By PHILIP GORSKI
The social sciences have an ethics problem. No, I am not referring to the recent scandals about flawed and fudged data in psychology and political science.1 I’m talking about the failure of the social sciences to develop a satisfactory theory of ethical life. A theory that could explain why humans are constantly judging and evaluating, and why we care about other people and what they think of us. A theory that could explain something so trivial as the fact that social scientists care about data fudging.
This is not to say that we have no theories. It’s just that they’re bad theories. Consider evolutionary game theory.2 It says that ethical life results from individual rationality. How so? Assume a population of self-interested actors. (A big assumption!) Have them play a one-on-one, zero-sum game with each other, over and over again. (Prisoner’s dilemma, anyone?) The winning strategy will be something called “tit-for-tat.” The rules of TFT are as follows: 1) be nice in the first round; 2) copy your partner on all subsequent rounds. In other words, if they are mean, you should be mean back; if they act nice, you should, too. In the long run, individuals who follow the TFT strategy will be better off than people who follow a mean strategy. Or so the computer simulations tell us.
This theory is morally satisfying. Nice guys don’t finish last after all! But it is not intellectually satisfying. Human evolution didn’t really work this way. Earlyhomo sapiens was not modern homo economicus. Our ancestors were not isolated monads. They lived in small groups. They were social animals. A good theory would start with good assumptions—realistic ones. Ethical life just doesn’t feel like game theory. Often, it’s hot emotion, not cool calculation. It’s filled with anger and sorrow, love and joy, not minimizing and maximizing. Finally, a good theory would have to account for why we have moral emotions in the first place. In particular, it would have to account for “niceness” itself.

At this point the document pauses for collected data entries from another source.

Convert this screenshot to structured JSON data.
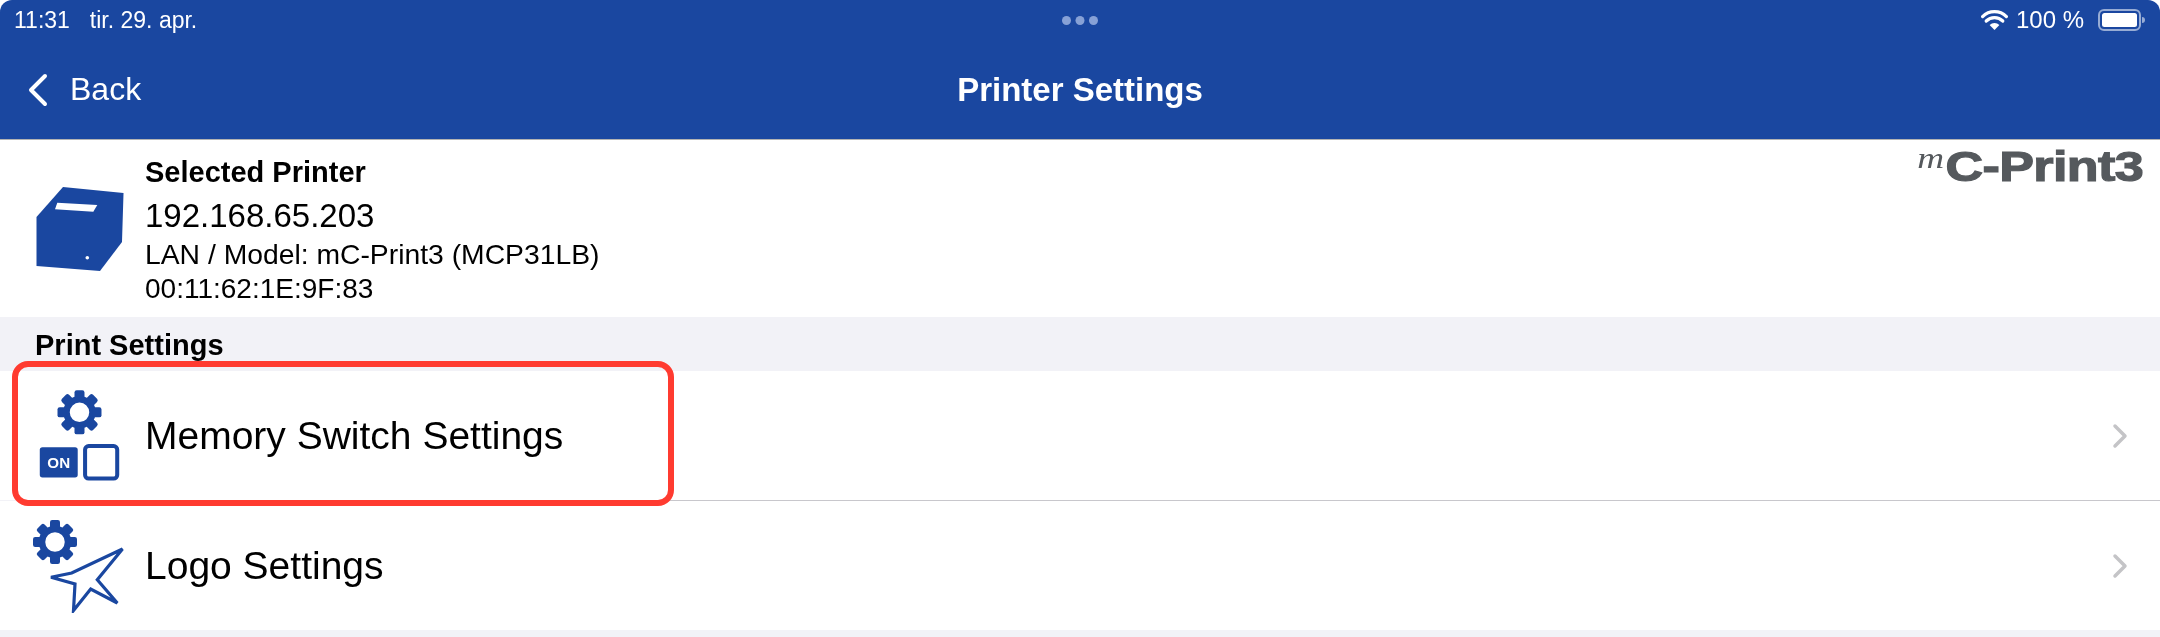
{
  "status_bar": {
    "time": "11:31",
    "date": "tir. 29. apr.",
    "battery_percent": "100 %"
  },
  "nav_bar": {
    "back": "Back",
    "title": "Printer Settings"
  },
  "printer": {
    "heading": "Selected Printer",
    "address": "192.168.65.203",
    "model": "LAN / Model: mC-Print3 (MCP31LB)",
    "mac": "00:11:62:1E:9F:83",
    "logo": "$^{m}$C-Print3"
  },
  "sections": [
    {
      "title": "Print Settings",
      "items": [
        {
          "kind": "memory-switch",
          "label": "Memory Switch Settings",
          "icon_text": "ON",
          "highlighted": true
        },
        {
          "kind": "logo",
          "label": "Logo Settings",
          "highlighted": false
        }
      ]
    }
  ]
}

Of course, evolutionary game theory never got much traction outside economics. In anthropology and sociology, the usual response to the question of ethical life has been a blend of cultural relativism and social constructionism.3 The standard account goes something like this: Once upon a time, we thought there were moral universals. (“We” meaning our poor, un-enlightened predecessors.) Then, we discovered cultural diversity. (“We” here meaning clever social scientists.) We saw that what is forbidden in one culture may be enjoined in another. (Cannibalism, anyone?) We realized that there is no moral law within us, much less in the starry skies above us. (Take that, Immanuel!) We concluded that all laws are ultimately arbitrary. They are the product of power, not reason, be it human or divine. We understood that human beings are just blank slates on which cultural systems inscribe their moral codes. Or so Nietzsche and his acolytes tell us.